Preparing general practitioners to receive cancer patients following treatment in secondary care: a qualitative study
Research output: Contribution to journal › Journal article › Research › peer-review
Background: Many patients consider the interface between secondary and primary care difficult, and in particular, the transition of care between these different parts of the healthcare system presents problems. This interface has long been recognized as a critical point for quality of care. The purpose of our study is to formulate solutions to problems identified by cancer patients and healthcare professionals during the transition from hospital back to general practice on completion of primary treatment for cancer.
Methods: A qualitative study based on focus groups at a seminar for professionals in both primary and secondary healthcare. Participants discussed solutions to problems which had previously been identified in patient interviews and in focus groups with general practitioners (GPs), hospital doctors, and nursing staff. The data were analyzed using framework analysis.
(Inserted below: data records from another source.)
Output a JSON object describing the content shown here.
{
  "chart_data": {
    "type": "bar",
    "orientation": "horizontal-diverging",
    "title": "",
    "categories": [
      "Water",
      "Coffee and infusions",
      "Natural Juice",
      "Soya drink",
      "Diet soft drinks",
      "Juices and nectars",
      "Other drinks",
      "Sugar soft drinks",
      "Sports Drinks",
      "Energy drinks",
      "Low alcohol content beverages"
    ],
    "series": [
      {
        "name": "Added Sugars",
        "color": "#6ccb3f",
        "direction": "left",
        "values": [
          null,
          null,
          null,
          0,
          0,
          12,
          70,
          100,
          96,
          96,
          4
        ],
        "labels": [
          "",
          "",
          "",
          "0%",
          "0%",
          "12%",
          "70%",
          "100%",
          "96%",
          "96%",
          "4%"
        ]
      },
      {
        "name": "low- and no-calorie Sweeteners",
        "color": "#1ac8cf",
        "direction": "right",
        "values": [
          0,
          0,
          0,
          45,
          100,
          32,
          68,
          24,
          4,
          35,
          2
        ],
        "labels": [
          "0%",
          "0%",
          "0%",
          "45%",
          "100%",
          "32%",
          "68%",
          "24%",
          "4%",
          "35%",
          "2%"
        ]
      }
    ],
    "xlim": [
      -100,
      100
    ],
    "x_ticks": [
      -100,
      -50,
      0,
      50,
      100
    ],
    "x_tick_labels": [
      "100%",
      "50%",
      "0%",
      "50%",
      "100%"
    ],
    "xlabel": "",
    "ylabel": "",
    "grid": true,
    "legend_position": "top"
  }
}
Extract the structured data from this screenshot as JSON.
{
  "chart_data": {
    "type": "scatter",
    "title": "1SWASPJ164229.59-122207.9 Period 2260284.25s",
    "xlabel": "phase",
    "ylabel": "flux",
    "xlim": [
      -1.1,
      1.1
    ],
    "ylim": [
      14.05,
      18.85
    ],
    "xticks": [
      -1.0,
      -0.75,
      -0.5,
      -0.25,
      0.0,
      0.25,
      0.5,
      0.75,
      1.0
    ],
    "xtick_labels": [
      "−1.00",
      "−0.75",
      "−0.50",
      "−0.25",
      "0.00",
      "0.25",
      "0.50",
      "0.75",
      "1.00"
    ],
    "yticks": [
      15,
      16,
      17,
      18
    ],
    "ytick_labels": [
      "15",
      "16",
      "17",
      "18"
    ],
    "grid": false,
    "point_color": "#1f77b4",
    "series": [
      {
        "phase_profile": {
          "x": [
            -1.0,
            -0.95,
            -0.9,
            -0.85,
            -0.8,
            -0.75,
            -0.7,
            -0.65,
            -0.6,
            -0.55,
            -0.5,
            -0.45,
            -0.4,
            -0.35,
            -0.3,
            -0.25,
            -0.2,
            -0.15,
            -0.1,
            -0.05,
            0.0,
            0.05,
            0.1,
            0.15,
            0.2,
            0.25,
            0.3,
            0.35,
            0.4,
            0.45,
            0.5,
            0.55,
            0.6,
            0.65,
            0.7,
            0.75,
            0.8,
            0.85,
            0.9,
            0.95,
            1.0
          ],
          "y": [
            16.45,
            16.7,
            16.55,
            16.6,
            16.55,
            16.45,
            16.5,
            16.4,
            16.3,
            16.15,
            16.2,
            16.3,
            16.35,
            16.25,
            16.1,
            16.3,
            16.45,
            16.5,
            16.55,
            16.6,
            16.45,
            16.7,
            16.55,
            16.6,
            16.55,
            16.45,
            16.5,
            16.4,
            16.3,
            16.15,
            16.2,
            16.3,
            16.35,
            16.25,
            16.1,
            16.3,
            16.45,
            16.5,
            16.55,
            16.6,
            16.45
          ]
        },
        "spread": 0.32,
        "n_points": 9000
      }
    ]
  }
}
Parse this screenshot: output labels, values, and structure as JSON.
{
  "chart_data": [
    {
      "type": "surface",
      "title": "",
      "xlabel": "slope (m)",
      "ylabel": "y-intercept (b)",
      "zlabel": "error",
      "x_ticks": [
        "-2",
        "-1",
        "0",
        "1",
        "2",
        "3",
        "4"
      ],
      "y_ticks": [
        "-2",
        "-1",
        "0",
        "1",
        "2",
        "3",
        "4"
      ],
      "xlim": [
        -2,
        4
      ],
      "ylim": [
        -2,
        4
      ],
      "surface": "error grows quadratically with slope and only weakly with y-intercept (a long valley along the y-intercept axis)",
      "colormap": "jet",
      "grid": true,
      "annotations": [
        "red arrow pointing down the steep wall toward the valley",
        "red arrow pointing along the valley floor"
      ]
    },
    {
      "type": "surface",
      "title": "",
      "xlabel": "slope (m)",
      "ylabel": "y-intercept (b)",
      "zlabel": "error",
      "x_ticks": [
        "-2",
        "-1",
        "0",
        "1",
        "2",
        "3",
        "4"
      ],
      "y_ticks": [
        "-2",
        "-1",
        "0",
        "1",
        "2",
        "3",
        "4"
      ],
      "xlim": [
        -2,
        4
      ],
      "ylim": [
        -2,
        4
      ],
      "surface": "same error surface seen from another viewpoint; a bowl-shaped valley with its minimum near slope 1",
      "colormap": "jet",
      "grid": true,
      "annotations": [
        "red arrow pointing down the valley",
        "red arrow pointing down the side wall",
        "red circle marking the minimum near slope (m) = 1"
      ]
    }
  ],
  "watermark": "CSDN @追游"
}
Results: Solutions, endorsed by all groups at the seminar to improve transition back to general practice after primary treatment for cancer, were: 1) To add nurses’ discharge letters addressing psychosocial matters to medical discharge letters; 2) To send medical discharge letters earlier from some hospital departments to GPs; 3) To provide plans and future affiliations for patients when they leave a department, and 4) To arrange a return visit to general practice dedicated to discussion of the patients’ cancer disease and the treatment experience.
Conclusions: The transition of care of cancer patients appears too complex to be coordinated by administrative standards alone. We recommend that healthcare professionals are more engaged and present in the coordination of care across organizational boundaries.